$regex = "_^(?:(?:https?|ftp)://)(?:\S+(?::\S*)?@)?(?:(?!10(?:\.\d{1,3}){3})(?!127(?:\.\d{1,3}){3})(?!169\.254(?:\.\d{1,3}){2})(?!192\.168(?:\.\d{1,3}){2})(?!172\.(?:1[6-9]|2\d|3[0-1])(?:\.\d{1,3}){2})(?:[1-9]\d?|1\d\d|2[01]\d|22[0-3])(?:\.(?:1?\d{1,2}|2[0-4]\d|25[0-5])){2}(?:\.(?:[1-9]\d?|1\d\d|2[0-4]\d|25[0-4]))|(?:(?:[a-z\x{00a1}-\x{ffff}0-9]+-?)*[a-z\x{00a1}-\x{ffff}0-9]+)(?:\.(?:[a-z\x{00a1}-\x{ffff}0-9]+-?)*[a-z\x{00a1}-\x{ffff}0-9]+)*(?:\.(?:[a-z\x{00a1}-\x{ffff}]{2,})))(?::\d{2,5})?(?:/[^\s]*)?$_iuS";
Where do i added my Expression [A-Za-z0-9.,/&=?:_+#%-] to allow only these specific characters to be used while keeping the form of the URL as it is made in $regex,
I've tried adding it at the beginning after _^ but it finds every URL an invalid url, That after removing the _ from the Expression too.

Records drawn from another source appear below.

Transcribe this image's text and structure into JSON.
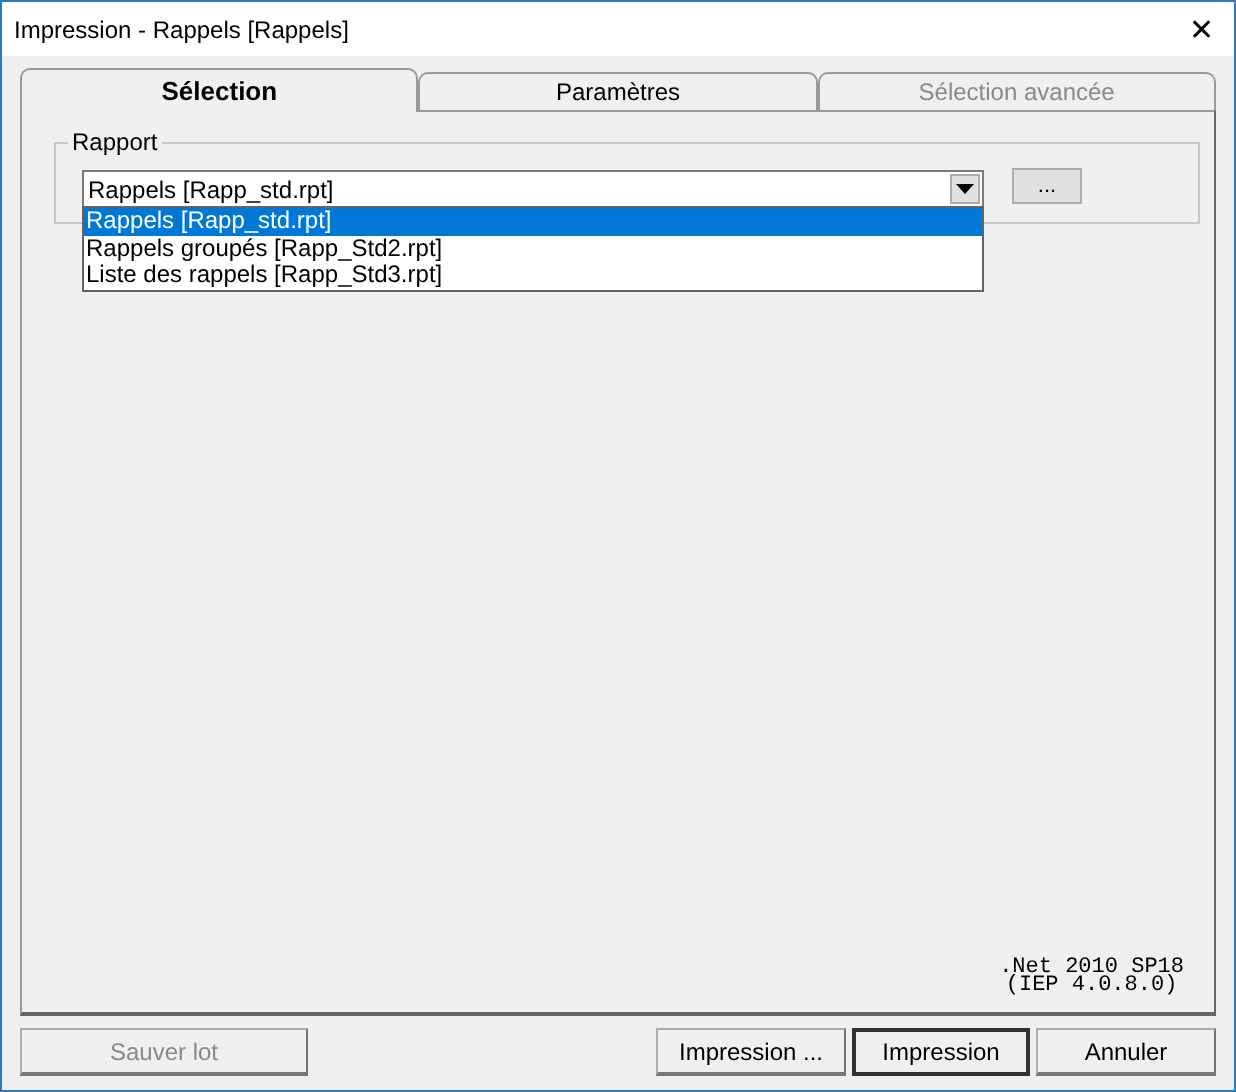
{
  "window": {
    "title": "Impression - Rappels [Rappels]",
    "close": "✕"
  },
  "tabs": [
    {
      "label": "Sélection",
      "selected": true,
      "disabled": false
    },
    {
      "label": "Paramètres",
      "selected": false,
      "disabled": false
    },
    {
      "label": "Sélection avancée",
      "selected": false,
      "disabled": true
    }
  ],
  "report_group": {
    "label": "Rapport",
    "combo_value": "Rappels [Rapp_std.rpt]",
    "browse_button": "...",
    "dropdown": [
      {
        "label": "Rappels [Rapp_std.rpt]",
        "selected": true
      },
      {
        "label": "Rappels groupés [Rapp_Std2.rpt]",
        "selected": false
      },
      {
        "label": "Liste des rappels [Rapp_Std3.rpt]",
        "selected": false
      }
    ]
  },
  "version": [
    ".Net 2010 SP18",
    "(IEP 4.0.8.0)"
  ],
  "buttons": [
    {
      "label": "Sauver lot",
      "disabled": true,
      "default": false
    },
    {
      "label": "Impression ...",
      "disabled": false,
      "default": false
    },
    {
      "label": "Impression",
      "disabled": false,
      "default": true
    },
    {
      "label": "Annuler",
      "disabled": false,
      "default": false
    }
  ]
}
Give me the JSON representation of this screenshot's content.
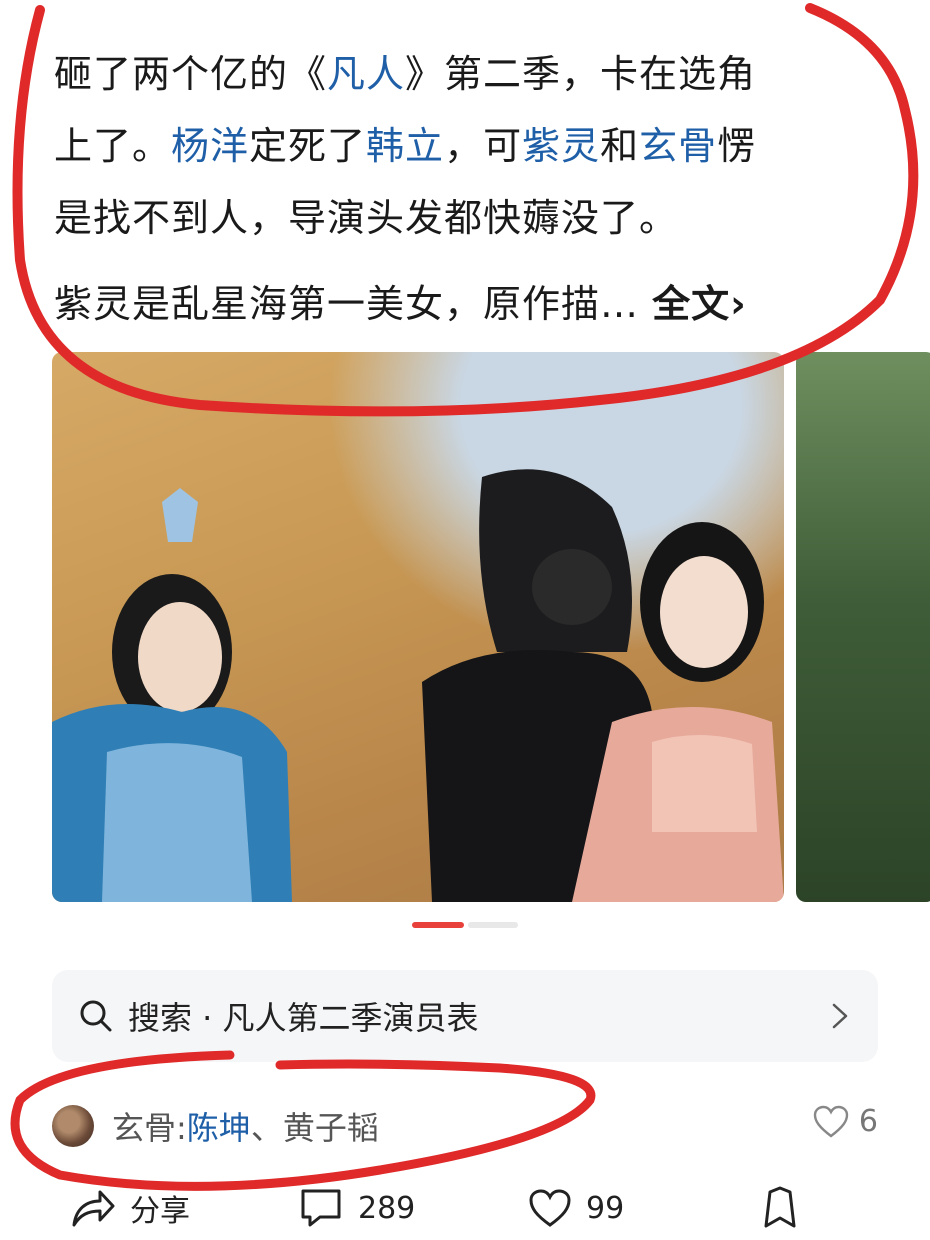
{
  "post": {
    "line1": "砸了两个亿的《",
    "link_fanren": "凡人",
    "line1_after": "》第二季，卡在选角",
    "line2_pre": "上了。",
    "link_yangyang": "杨洋",
    "line2_mid": "定死了",
    "link_hanli": "韩立",
    "line2_mid2": "，可",
    "link_ziling": "紫灵",
    "line2_and": "和",
    "link_xuangu": "玄骨",
    "line2_end": "愣",
    "line3": "是找不到人，导演头发都快薅没了。",
    "para2": "紫灵是乱星海第一美女，原作描… ",
    "full_text": "全文",
    "full_text_arrow": "›"
  },
  "carousel": {
    "active_index": 0,
    "total": 2
  },
  "search": {
    "label": "搜索 · 凡人第二季演员表"
  },
  "comment": {
    "prefix": "玄骨:",
    "actor1": "陈坤",
    "separator": "、",
    "actor2": "黄子韬",
    "likes": "6"
  },
  "actions": {
    "share": "分享",
    "comments": "289",
    "likes": "99"
  },
  "colors": {
    "link": "#1f5fa8",
    "accent": "#e8403a",
    "annotation": "#e02a2a"
  }
}
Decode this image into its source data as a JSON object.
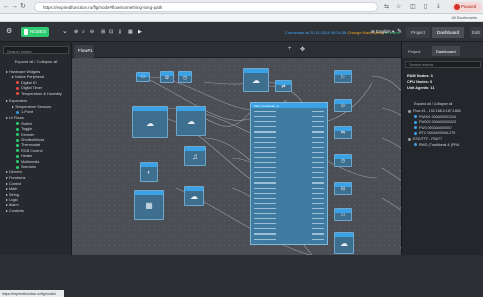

The $regex works ok and prevents weird urls like www..doma@$#n.#@om but when it comes to the part after that like
www.domain.com/<script>alert('Hacked')</script>, It just allows every single special character to be used, So i've decided to allow only Alphanumeric and . , / & = ? : _ + # % - since they're used in every URL.